An entourage of Coastal Electric Cooperative employees and camera crews burst into Liberty County schools Oct. 3 to surprise teachers with Bright Ideas grants from the Coastal Electric Cooperative Foundation to fund their innovative classroom projects. 

Met with cheers from a room full of Liberty Elementary students, faculty, and state and local dignitaries, the Bright Ideas “Prize Team” interrupted a ceremony announcing the school’s science, technology, engineering and math (STEM) certification to award two grants. 

Natalie Mondesir won a $1,675 grant for “Hummingbirds?” her project to allow 4th- and 5th-grade students to take part in engineering and robotics activities that involve kinetic sculptures and animatronics.

Liberty Elementary’s Jessica Cook, Amy Brinson and Susan Battyanyi won a $1,925 grant to expand the school’s pollinator garden, in efforts to revive the declining pollinator population while allowing students to learn about the needs of living things and how they grow. 

Next door at Midway Middle School, the Prize Team surprised Melinda Kennedy and her students with a Bright Ideas grant for $738.88 to fund her innovative project, “Growing Green All Year!” Kennedy and the school’s Green Team environmental club plan to use the funds to plant a vegetable garden, harvest the fruits of their labors and set up a “grow stand” to sell produce to teachers.

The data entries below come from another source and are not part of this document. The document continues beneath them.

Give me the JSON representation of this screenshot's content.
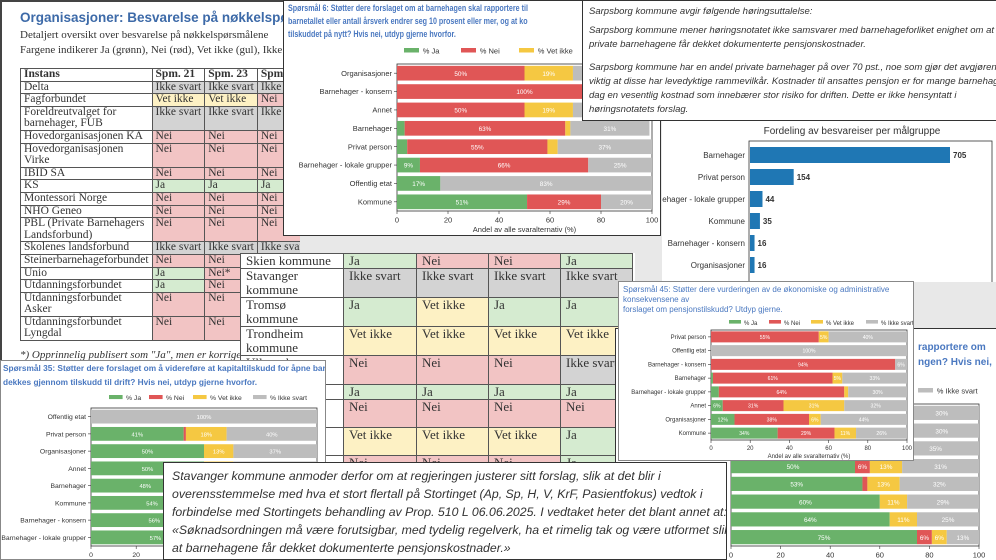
{
  "org_table": {
    "title": "Organisasjoner: Besvarelse på nøkkelspørsmålene",
    "subtitle_lines": [
      "Detaljert oversikt over besvarelse på nøkkelspørsmålene",
      "Fargene indikerer Ja (grønn), Nei (rød), Vet ikke (gul), Ikke svart (grå)."
    ],
    "headers": [
      "Instans",
      "Spm. 21",
      "Spm. 23",
      "Spm."
    ],
    "rows": [
      {
        "name": "Delta",
        "values": [
          "Ikke svart",
          "Ikke svart",
          "Ikke svart"
        ]
      },
      {
        "name": "Fagforbundet",
        "values": [
          "Vet ikke",
          "Vet ikke",
          "Nei"
        ]
      },
      {
        "name": "Foreldreutvalget for barnehager, FUB",
        "values": [
          "Ikke svart",
          "Ikke svart",
          "Ikke svart"
        ]
      },
      {
        "name": "Hovedorganisasjonen KA",
        "values": [
          "Nei",
          "Nei",
          "Nei"
        ]
      },
      {
        "name": "Hovedorganisasjonen Virke",
        "values": [
          "Nei",
          "Nei",
          "Nei"
        ]
      },
      {
        "name": "IBID SA",
        "values": [
          "Nei",
          "Nei",
          "Nei"
        ]
      },
      {
        "name": "KS",
        "values": [
          "Ja",
          "Ja",
          "Ja"
        ]
      },
      {
        "name": "Montessori Norge",
        "values": [
          "Nei",
          "Nei",
          "Nei"
        ]
      },
      {
        "name": "NHO Geneo",
        "values": [
          "Nei",
          "Nei",
          "Nei"
        ]
      },
      {
        "name": "PBL (Private Barnehagers Landsforbund)",
        "values": [
          "Nei",
          "Nei",
          "Nei"
        ]
      },
      {
        "name": "Skolenes landsforbund",
        "values": [
          "Ikke svart",
          "Ikke svart",
          "Ikke svart"
        ]
      },
      {
        "name": "Steinerbarnehageforbundet",
        "values": [
          "Nei",
          "Nei",
          "Nei"
        ]
      },
      {
        "name": "Unio",
        "values": [
          "Ja",
          "Nei*",
          "Nei"
        ]
      },
      {
        "name": "Utdanningsforbundet",
        "values": [
          "Ja",
          "Nei",
          "Nei"
        ]
      },
      {
        "name": "Utdanningsforbundet Asker",
        "values": [
          "Nei",
          "Nei",
          "Nei"
        ]
      },
      {
        "name": "Utdanningsforbundet Lyngdal",
        "values": [
          "Nei",
          "Nei",
          "Nei"
        ]
      }
    ],
    "footnote": "*) Opprinnelig publisert som \"Ja\", men er korrigert"
  },
  "kommune_table": {
    "rows": [
      {
        "name": "Skien kommune",
        "values": [
          "Ja",
          "Nei",
          "Nei",
          "Ja"
        ]
      },
      {
        "name": "Stavanger kommune",
        "values": [
          "Ikke svart",
          "Ikke svart",
          "Ikke svart",
          "Ikke svart"
        ]
      },
      {
        "name": "Tromsø kommune",
        "values": [
          "Ja",
          "Vet ikke",
          "Ja",
          "Ja"
        ]
      },
      {
        "name": "Trondheim kommune",
        "values": [
          "Vet ikke",
          "Vet ikke",
          "Vet ikke",
          "Vet ikke"
        ]
      },
      {
        "name": "Ullensaker kommune",
        "values": [
          "Nei",
          "Nei",
          "Nei",
          "Ikke svart"
        ]
      },
      {
        "name": "",
        "values": [
          "Ja",
          "Ja",
          "Ja",
          "Ja"
        ]
      },
      {
        "name": "",
        "values": [
          "Nei",
          "Nei",
          "Nei",
          "Nei"
        ]
      },
      {
        "name": "",
        "values": [
          "Vet ikke",
          "Vet ikke",
          "Vet ikke",
          "Ja"
        ]
      },
      {
        "name": "",
        "values": [
          "Nei",
          "Nei",
          "Nei",
          "Ja"
        ]
      }
    ]
  },
  "sarpsborg": {
    "lines": [
      "Sarpsborg kommune avgir følgende høringsuttalelse:",
      "Sarpsborg kommune mener høringsnotatet ikke samsvarer med barnehageforliket enighet om at de",
      "private barnehagene får dekket dokumenterte pensjonskostnader.",
      "Sarpsborg kommune har en andel private barnehager på over 70 pst., noe som gjør det avgjørende",
      "viktig at disse har levedyktige rammevilkår. Kostnader til ansattes pensjon er for mange barnehager i",
      "dag en vesentlig kostnad som innebærer stor risiko for driften. Dette er ikke hensyntatt i",
      "høringsnotatets forslag."
    ]
  },
  "stavanger": {
    "lines": [
      "Stavanger kommune anmoder derfor om at regjeringen justerer sitt forslag, slik at det blir i",
      "overensstemmelse  med hva et stort flertall på Stortinget (Ap, Sp, H, V, KrF, Pasientfokus) vedtok i",
      "forbindelse med Stortingets behandling av Prop. 510 L 06.06.2025. I vedtaket heter det blant annet at:",
      "«Søknadsordningen må være forutsigbar, med tydelig regelverk, ha et rimelig tak og være utformet slik",
      "at barnehagene får dekket dokumenterte pensjonskostnader.»"
    ]
  },
  "colors": {
    "ja": "#6ab26a",
    "nei": "#e05656",
    "vet": "#f5c842",
    "ikke": "#bdbdbd",
    "bar": "#1f77b4",
    "question": "#4a78c0"
  },
  "chart_data": [
    {
      "id": "q6",
      "type": "bar",
      "stacked": true,
      "orientation": "horizontal",
      "title_lines": [
        "Spørsmål 6: Støtter dere forslaget om at barnehagen skal rapportere til",
        "barnetallet eller antall årsverk endrer seg 10 prosent eller mer, og at ko",
        "tilskuddet på nytt? Hvis nei, utdyp gjerne hvorfor."
      ],
      "xlabel": "Andel av alle svaralternativ (%)",
      "xlim": [
        0,
        100
      ],
      "xticks": [
        0,
        20,
        40,
        60,
        80,
        100
      ],
      "legend": [
        "% Ja",
        "% Nei",
        "% Vet ikke",
        "% Ikke svart"
      ],
      "legend_position": "top",
      "categories": [
        "Organisasjoner",
        "Barnehager - konsern",
        "Annet",
        "Barnehager",
        "Privat person",
        "Barnehager - lokale grupper",
        "Offentlig etat",
        "Kommune"
      ],
      "series": [
        {
          "name": "% Ja",
          "values": [
            0,
            0,
            0,
            3,
            4,
            9,
            17,
            51
          ]
        },
        {
          "name": "% Nei",
          "values": [
            50,
            100,
            50,
            63,
            55,
            66,
            0,
            29
          ]
        },
        {
          "name": "% Vet ikke",
          "values": [
            19,
            0,
            19,
            2,
            4,
            0,
            0,
            0
          ]
        },
        {
          "name": "% Ikke svart",
          "values": [
            31,
            0,
            31,
            31,
            37,
            25,
            83,
            20
          ]
        }
      ]
    },
    {
      "id": "fordeling",
      "type": "bar",
      "orientation": "horizontal",
      "title": "Fordeling av besvareiser per målgruppe",
      "categories": [
        "Barnehager",
        "Privat person",
        "Barnehager - lokale grupper",
        "Kommune",
        "Barnehager - konsern",
        "Organisasjoner"
      ],
      "values": [
        705,
        154,
        44,
        35,
        16,
        16
      ]
    },
    {
      "id": "q45",
      "type": "bar",
      "stacked": true,
      "orientation": "horizontal",
      "title_lines": [
        "Spørsmål 45: Støtter dere vurderingen av de økonomiske og administrative konsekvensene av",
        "forslaget om pensjonstilskudd? Utdyp gjerne."
      ],
      "xlabel": "Andel av alle svaralternativ (%)",
      "xlim": [
        0,
        100
      ],
      "xticks": [
        0,
        20,
        40,
        60,
        80,
        100
      ],
      "legend": [
        "% Ja",
        "% Nei",
        "% Vet ikke",
        "% Ikke svart"
      ],
      "legend_position": "top",
      "categories": [
        "Privat person",
        "Offentlig etat",
        "Barnehager - konsern",
        "Barnehager",
        "Barnehager - lokale grupper",
        "Annet",
        "Organisasjoner",
        "Kommune"
      ],
      "series": [
        {
          "name": "% Ja",
          "values": [
            0,
            0,
            0,
            1,
            4,
            6,
            12,
            34
          ]
        },
        {
          "name": "% Nei",
          "values": [
            55,
            0,
            94,
            61,
            64,
            31,
            38,
            29
          ]
        },
        {
          "name": "% Vet ikke",
          "values": [
            5,
            0,
            0,
            5,
            2,
            31,
            6,
            11
          ]
        },
        {
          "name": "% Ikke svart",
          "values": [
            40,
            100,
            6,
            33,
            30,
            32,
            44,
            26
          ]
        }
      ]
    },
    {
      "id": "q35",
      "type": "bar",
      "stacked": true,
      "orientation": "horizontal",
      "title_lines": [
        "Spørsmål 35: Støtter dere forslaget om å videreføre at kapitaltilskudd for åpne barnehager",
        "dekkes gjennom tilskudd til drift? Hvis nei, utdyp gjerne hvorfor."
      ],
      "xlabel": "Andel av alle svaralternativ (%)",
      "xlim": [
        0,
        100
      ],
      "xticks": [
        0,
        20,
        40,
        60,
        80,
        100
      ],
      "legend": [
        "% Ja",
        "% Nei",
        "% Vet ikke",
        "% Ikke svart"
      ],
      "legend_position": "top",
      "categories": [
        "Offentlig etat",
        "Privat person",
        "Organisasjoner",
        "Annet",
        "Barnehager",
        "Kommune",
        "Barnehager - konsern",
        "Barnehager - lokale grupper"
      ],
      "series": [
        {
          "name": "% Ja",
          "values": [
            0,
            41,
            50,
            50,
            48,
            54,
            56,
            57
          ]
        },
        {
          "name": "% Nei",
          "values": [
            0,
            1,
            0,
            0,
            0,
            0,
            0,
            0
          ]
        },
        {
          "name": "% Vet ikke",
          "values": [
            0,
            18,
            13,
            13,
            12,
            11,
            6,
            11
          ]
        },
        {
          "name": "% Ikke svart",
          "values": [
            100,
            40,
            37,
            37,
            40,
            35,
            38,
            32
          ]
        }
      ]
    },
    {
      "id": "q_rapportere",
      "type": "bar",
      "stacked": true,
      "orientation": "horizontal",
      "title_lines": [
        "rapportere om",
        "ngen? Hvis nei,"
      ],
      "xlim": [
        0,
        100
      ],
      "xticks": [
        0,
        20,
        40,
        60,
        80,
        100
      ],
      "legend": [
        "% Ja",
        "% Nei",
        "% Vet ikke",
        "% Ikke svart"
      ],
      "legend_position": "top",
      "categories": [
        "",
        "",
        "",
        "",
        "",
        "",
        "",
        ""
      ],
      "series": [
        {
          "name": "% Ja",
          "values": [
            65,
            70,
            65,
            50,
            53,
            60,
            64,
            75
          ]
        },
        {
          "name": "% Nei",
          "values": [
            0,
            0,
            0,
            6,
            2,
            0,
            0,
            6
          ]
        },
        {
          "name": "% Vet ikke",
          "values": [
            5,
            0,
            0,
            13,
            13,
            11,
            11,
            6
          ]
        },
        {
          "name": "% Ikke svart",
          "values": [
            30,
            30,
            35,
            31,
            32,
            29,
            25,
            13
          ]
        }
      ]
    }
  ]
}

The project is designed to help students gain an understanding of where their food comes from and allow them to earn hands-on business experience.

Lyman Hall Elementary’s Kaitlyn Caudill won a $1,795.95 grant to fund “Picture-Perfect STEM,” which will allow 315 students to engage with a variety of children’s picture books, creatively integrating science and reading, along with other subjects such as math, writing and social studies. 

In August, teachers applied for Bright Ideas grants to fund special classroom projects, and this week, winners in Liberty and McIntosh counties received up to $2,000 each to see those Bright Ideas become reality. Winners from Bryan County will be announced Oct. 16. The Coastal Electric Cooperative Foundation will award more than $22,000 this year alone in Bright Ideas grants. 

Funding for the Bright Ideas grants comes from Coastal Electric Cooperative members who allow their electric bills to be rounded up to the next dollar through Operation Round Up. Those nickels and dimes are pooled together and distributed by the Coastal Electric Cooperative Foundation to benefit the community. Since the Bright Ideas program’s inception in 2002, more than $287,500 has been awarded to give local teachers the power to put their creative teaching ideas into action.